Entsprechendes ergibt sich aus § 8a Abs. 3 PBefG, wonach die zuständige Behörde unter den in der Verordnung (EG) Nr. 1370/2007 genannten Voraussetzungen „befugt“ ist, Verkehrsleistungen im Nahverkehr nach Art. 5 Abs. 4 VO (EG) Nr. 1370/2007 direkt zu vergeben. Die zuständige Behörde besitzt also Ermessen, ob sie von dieser Option der Direktvergabe Gebrauch machen will oder ein wettbewerbliches Vergabeverfahren nach Art. 5 Abs. 3 der VO (EG) Nr. 1370/2007 i.V.m. § 8b PBefG durchführen möchte (Fehling in Heinze/Fehling/Fiedler, Personenbeförderungsgesetz, § 8a Rn. 48).
Der Vergabeakte lässt sich lediglich der Wunsch des Antragsgegners entnehmen, durch Annahme des Angebots der Beigeladenen auch für die Zukunft ein qualitativ hochwertiges Nahverkehrsangebot zu sichern.
3. Keinen Erfolg hat der Nachprüfungsantrag, soweit die Antragstellerin begehrt, dem Antragsgegner bei Fortbestehen der Beschaffungsabsicht aufzugeben, die Aufträge jeweils nur nach vorheriger Durchführung eines Vergabeverfahrens nach den Vorschriften des Teils 4 des Gesetzes gegen den Wettbewerbsbeschränkungen zu vergeben.
Es obliegt zunächst der Vergabestelle, die Voraussetzungen einer Direktvergabe nach Art. 5 Abs. 4 VO (EG) Nr. 1370/2007 zu prüfen und – auf der richtigen Tatsachengrundlage und ohne unsachgemäße Erwägungen – zu entscheiden, ob sie ggf. diese Möglichkeit nutzen will. Über die dann unter Umständen im Rahmen einer Direktvergabe zu treffende Auswahlentscheidung hat der Senat derzeit nicht zu befinden.

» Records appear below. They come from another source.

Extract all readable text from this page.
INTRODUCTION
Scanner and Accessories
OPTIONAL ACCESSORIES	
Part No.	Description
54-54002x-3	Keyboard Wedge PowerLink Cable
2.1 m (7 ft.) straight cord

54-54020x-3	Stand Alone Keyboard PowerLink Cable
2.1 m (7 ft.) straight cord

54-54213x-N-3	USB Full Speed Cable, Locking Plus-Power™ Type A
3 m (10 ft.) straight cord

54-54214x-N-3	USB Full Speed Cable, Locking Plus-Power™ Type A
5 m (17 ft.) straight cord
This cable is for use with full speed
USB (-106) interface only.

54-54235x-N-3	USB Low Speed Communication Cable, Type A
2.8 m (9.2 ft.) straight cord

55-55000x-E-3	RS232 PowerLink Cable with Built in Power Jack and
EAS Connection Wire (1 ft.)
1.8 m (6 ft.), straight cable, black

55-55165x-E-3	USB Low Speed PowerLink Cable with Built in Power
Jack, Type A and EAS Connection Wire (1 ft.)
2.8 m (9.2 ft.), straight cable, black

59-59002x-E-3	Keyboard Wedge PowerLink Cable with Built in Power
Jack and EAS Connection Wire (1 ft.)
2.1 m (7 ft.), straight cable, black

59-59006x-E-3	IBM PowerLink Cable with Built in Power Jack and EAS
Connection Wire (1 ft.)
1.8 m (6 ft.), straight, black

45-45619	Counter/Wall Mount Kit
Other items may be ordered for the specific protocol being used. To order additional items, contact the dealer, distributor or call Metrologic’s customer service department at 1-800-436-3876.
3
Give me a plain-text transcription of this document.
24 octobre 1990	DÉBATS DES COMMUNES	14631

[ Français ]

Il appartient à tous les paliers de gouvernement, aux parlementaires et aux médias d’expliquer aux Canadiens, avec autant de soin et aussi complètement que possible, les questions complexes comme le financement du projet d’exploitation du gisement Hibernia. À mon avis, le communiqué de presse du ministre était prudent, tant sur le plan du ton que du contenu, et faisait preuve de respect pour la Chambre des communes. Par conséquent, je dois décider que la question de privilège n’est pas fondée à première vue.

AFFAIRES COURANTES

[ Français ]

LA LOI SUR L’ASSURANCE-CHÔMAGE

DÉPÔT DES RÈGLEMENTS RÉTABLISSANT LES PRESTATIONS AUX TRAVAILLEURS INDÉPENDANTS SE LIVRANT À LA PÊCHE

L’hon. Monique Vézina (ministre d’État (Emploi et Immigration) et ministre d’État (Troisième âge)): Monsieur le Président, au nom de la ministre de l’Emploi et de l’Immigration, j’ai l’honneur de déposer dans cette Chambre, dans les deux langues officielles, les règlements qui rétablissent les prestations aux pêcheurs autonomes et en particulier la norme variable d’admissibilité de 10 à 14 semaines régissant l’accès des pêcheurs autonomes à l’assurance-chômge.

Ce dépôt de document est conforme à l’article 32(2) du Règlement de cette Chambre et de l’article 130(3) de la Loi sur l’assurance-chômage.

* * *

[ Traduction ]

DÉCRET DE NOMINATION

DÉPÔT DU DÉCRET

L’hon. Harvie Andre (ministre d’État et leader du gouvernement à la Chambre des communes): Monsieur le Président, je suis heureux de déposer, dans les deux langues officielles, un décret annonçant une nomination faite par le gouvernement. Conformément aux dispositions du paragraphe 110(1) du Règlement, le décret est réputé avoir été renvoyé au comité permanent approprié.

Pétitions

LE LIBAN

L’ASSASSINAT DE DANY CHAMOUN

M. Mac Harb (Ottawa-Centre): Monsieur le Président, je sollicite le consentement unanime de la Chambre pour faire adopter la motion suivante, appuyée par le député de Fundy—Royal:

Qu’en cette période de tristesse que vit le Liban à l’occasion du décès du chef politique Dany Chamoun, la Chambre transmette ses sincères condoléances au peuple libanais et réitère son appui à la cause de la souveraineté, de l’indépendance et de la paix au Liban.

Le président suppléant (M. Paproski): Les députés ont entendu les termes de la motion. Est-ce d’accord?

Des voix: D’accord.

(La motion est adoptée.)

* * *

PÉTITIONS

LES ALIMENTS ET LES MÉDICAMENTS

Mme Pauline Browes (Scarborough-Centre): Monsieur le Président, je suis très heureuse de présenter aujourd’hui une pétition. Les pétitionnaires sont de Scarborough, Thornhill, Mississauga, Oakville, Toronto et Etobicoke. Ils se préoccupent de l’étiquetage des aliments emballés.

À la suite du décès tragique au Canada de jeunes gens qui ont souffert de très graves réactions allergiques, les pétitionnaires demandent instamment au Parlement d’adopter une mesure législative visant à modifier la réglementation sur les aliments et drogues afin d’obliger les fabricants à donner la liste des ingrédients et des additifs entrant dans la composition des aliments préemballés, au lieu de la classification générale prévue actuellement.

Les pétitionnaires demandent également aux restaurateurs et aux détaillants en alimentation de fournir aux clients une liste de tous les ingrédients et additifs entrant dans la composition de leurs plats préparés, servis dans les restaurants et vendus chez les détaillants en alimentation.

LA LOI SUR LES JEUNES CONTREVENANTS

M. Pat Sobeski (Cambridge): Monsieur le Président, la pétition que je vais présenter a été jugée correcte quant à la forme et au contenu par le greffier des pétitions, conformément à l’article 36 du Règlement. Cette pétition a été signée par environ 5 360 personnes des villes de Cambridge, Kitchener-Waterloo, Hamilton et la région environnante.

Auf die Argumentation der Antragstellerin, eine Direktvergabe käme nur an kleine und mittlere Unternehmen in Betracht, der der Senat angesichts des klaren Wortlauts der Regelung nicht zu folgen vermag, kommt es somit nicht an. Ein Gebot des Mittelstandsschutzes lässt sich Art. 5 Abs. 4 VO (EG) Nr. 1370/2007 oder allgemein der Verordnung nicht entnehmen (Prieß in Linke, VO (EG) 1370/2007, Art. 5 Rn. 182w).
Schließlich besteht entgegen der Ansicht der Antragstellerin kein Anlass, Art. 5 Abs. 2 lit. b VO (EG) Nr. 1370/2007 auf die Fälle des Abs. 4, die keine Inhouse-Vergaben betreffen, entsprechend anzuwenden.
4. Die Entscheidung über die Kosten des Beschwerdeverfahrens und der notwendigen Auslagen der Beteiligten ergeht gemäß § 175 Abs. 2 i. V. m. § 78 GWB. Die Kostentragungspflicht umfasst auch das Verfahren nach § 173 GWB.
Die Festsetzung des Streitwerts beruht auf § 50 Abs. 2 GKG i. V. m. § 3 Abs. 11 Nr. 2 VgV.